Nous donnons d’abord la parole à des artistes venus de Syrie, d’Ukraine et d’Iran, parmi les pays au cœur des crises actuelles. En plus de leurs émotions, ils évoquent la transmission de leurs expériences et de mémoires intimement liées à leurs univers créatifs : dessin, littérature, théâtre, cinéma.
Puis nous suivons la trajectoire de tous les réfugiés, en nous limitant aux migrations vers l’Europe, ou internes à l’Europe, sans prétendre à l’exhaustivité. À quoi ressemblent-ils dans les mémoires de leurs « accueillants » ? Quelles « images » sont produites, en France, en Allemagne, en Irlande ou dans les nouvelles démocraties européennes ? La xénophobie populaire ou institutionnelle n’est pas tombée du ciel, elle nourrit des comportements hostiles à toutes les étapes de l’accueil.

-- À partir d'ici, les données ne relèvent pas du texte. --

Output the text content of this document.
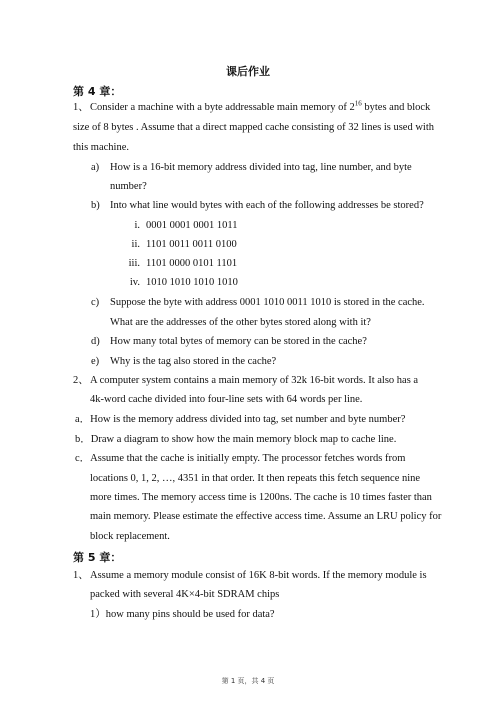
课后作业
第 4 章：
1、 Consider a machine with a byte addressable main memory of $2^{16}$ bytes and block
size of 8 bytes . Assume that a direct mapped cache consisting of 32 lines is used with
this machine.
a) How is a 16-bit memory address divided into tag, line number, and byte
number?
b) Into what line would bytes with each of the following addresses be stored?
i. 0001 0001 0001 1011
ii. 1101 0011 0011 0100
iii. 1101 0000 0101 1101
iv. 1010 1010 1010 1010
c) Suppose the byte with address 0001 1010 0011 1010 is stored in the cache.
What are the addresses of the other bytes stored along with it?
d) How many total bytes of memory can be stored in the cache?
e) Why is the tag also stored in the cache?
2、 A computer system contains a main memory of 32k 16-bit words. It also has a
4k-word cache divided into four-line sets with 64 words per line.
a．How is the memory address divided into tag, set number and byte number?
b．Draw a diagram to show how the main memory block map to cache line.
c．Assume that the cache is initially empty. The processor fetches words from
locations 0, 1, 2, …, 4351 in that order. It then repeats this fetch sequence nine
more times. The memory access time is 1200ns. The cache is 10 times faster than
main memory. Please estimate the effective access time. Assume an LRU policy for
block replacement.
第 5 章：
1、 Assume a memory module consist of 16K 8-bit words. If the memory module is
packed with several 4K×4-bit SDRAM chips
1）how many pins should be used for data?
第 1 页，共 4 页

Il est ensuite question de qui se rencontre dans le voyage et aux frontières : tout au long du périple de ces hommes, femmes et enfants en fuite d’un péril, dont les corps surexposés intègrent violences et douleurs, et deviennent corps réfugié. Dans ou autour des camps de transit, sur la mer Méditerranée ou dans le désert du Niger, en France ou en Italie, à toutes les frontières, et même dans le pays d’arrivée, il se transforme en un « corps frontière ». Géographes, linguistes, littéraires, historiens, psychanalystes, cinéastes se saisissent de ces représentations de l’individu en transit, en prêtant attention, en particulier, aux dimensions genrées de telles expériences.
Ce qui nous a conduits à nous demander ce qu’est la mémoire personnelle des réfugiés. Existe-elle ? C’était la question du philosophe Günther Anders, lui-même réfugié, qui disait : « Je ne puis me souvenir. Les émigrés en sont incapables » – le trauma peut agir en ce sens –. Nous la discutons, en particulier dans la langue, en poésie, au théâtre, dans le dessin : autant de moyens pour protéger sa mémoire, conserver ou exhumer celle des disparus, les articuler avec une mémoire collective, nationale ou non, trouver d’autres voix par la création.
Nous terminons donc sur ce qui reste : les traces des camps pourtant effacés, des objets, des livres, des mémoires familiales, des musées. Ce qui donne une matérialité à la mémoire réfugiée.
Ces témoignages, analyses et réflexions sont autant d’ouvertures qui invitent à communiquer, regarder, accueillir et aider différemment ces hommes, femmes et enfants à la recherche d’un refuge, dans des espaces et à une époque où « il s’agit de réconcilier, de construire une mémoire commune ou une dynamique de solidarité » (Wihtol de Wenden, p. 8).
Œuvres citées
Akoka, Karen, 2020, L’Asile et l’exil. Une histoire de la distinction réfugiés/migrants, Paris, La Découverte.
Chamoiseau, Patrick, 2017, Frères migrants, Paris, Le Seuil.
Cosnay, Marie & Mathieu Potte-Bonneville, 2019, Voir venir. Écrire l’hospitalité, Paris, Stock.
Héran, François, 2017, « De la crise des migrants à la crise de l’Europe », in Patrick Boucheron (dir.), Migrations, réfugiés, exil, Paris, Odile Jacob.
Planas, Natividad, 2017/2, « Introduction : une archéologie de l’exclusion », Revue d’histoire moderne &contemporaine, n° 64-2, Paris, Belin. [en ligne]
https://www.cairn.info/revue-d-histoire-moderne-et-contemporaine-2017-2-page-7.htm (31/01/2024).
Wihtol de Wenden, Catherine, 2022, Figures de l’Autre. Perception du migrant en France, 1870-2022, Paris, CNRS Éditions.
[1] La sociologue Karen Akoka commente l’usage de la catégorie administrative : « Un réfugié est simplement une personne à qui le qualificatif a été appliqué. […] Considérer le réfugié comme le produit d’une opération de classification ne revient pas à adopter la réponse de l’institution, à croire en la substance de la catégorie et penser qu’elle caractérise l’expérience des personnes qu’elle regroupe. Ce choix permet plutôt de prendre acte de la dimension performative de la nomination et de se maintenir à bonne distance de la question polémique du “vrai” et du “faux”. » (Akoka, p. 8).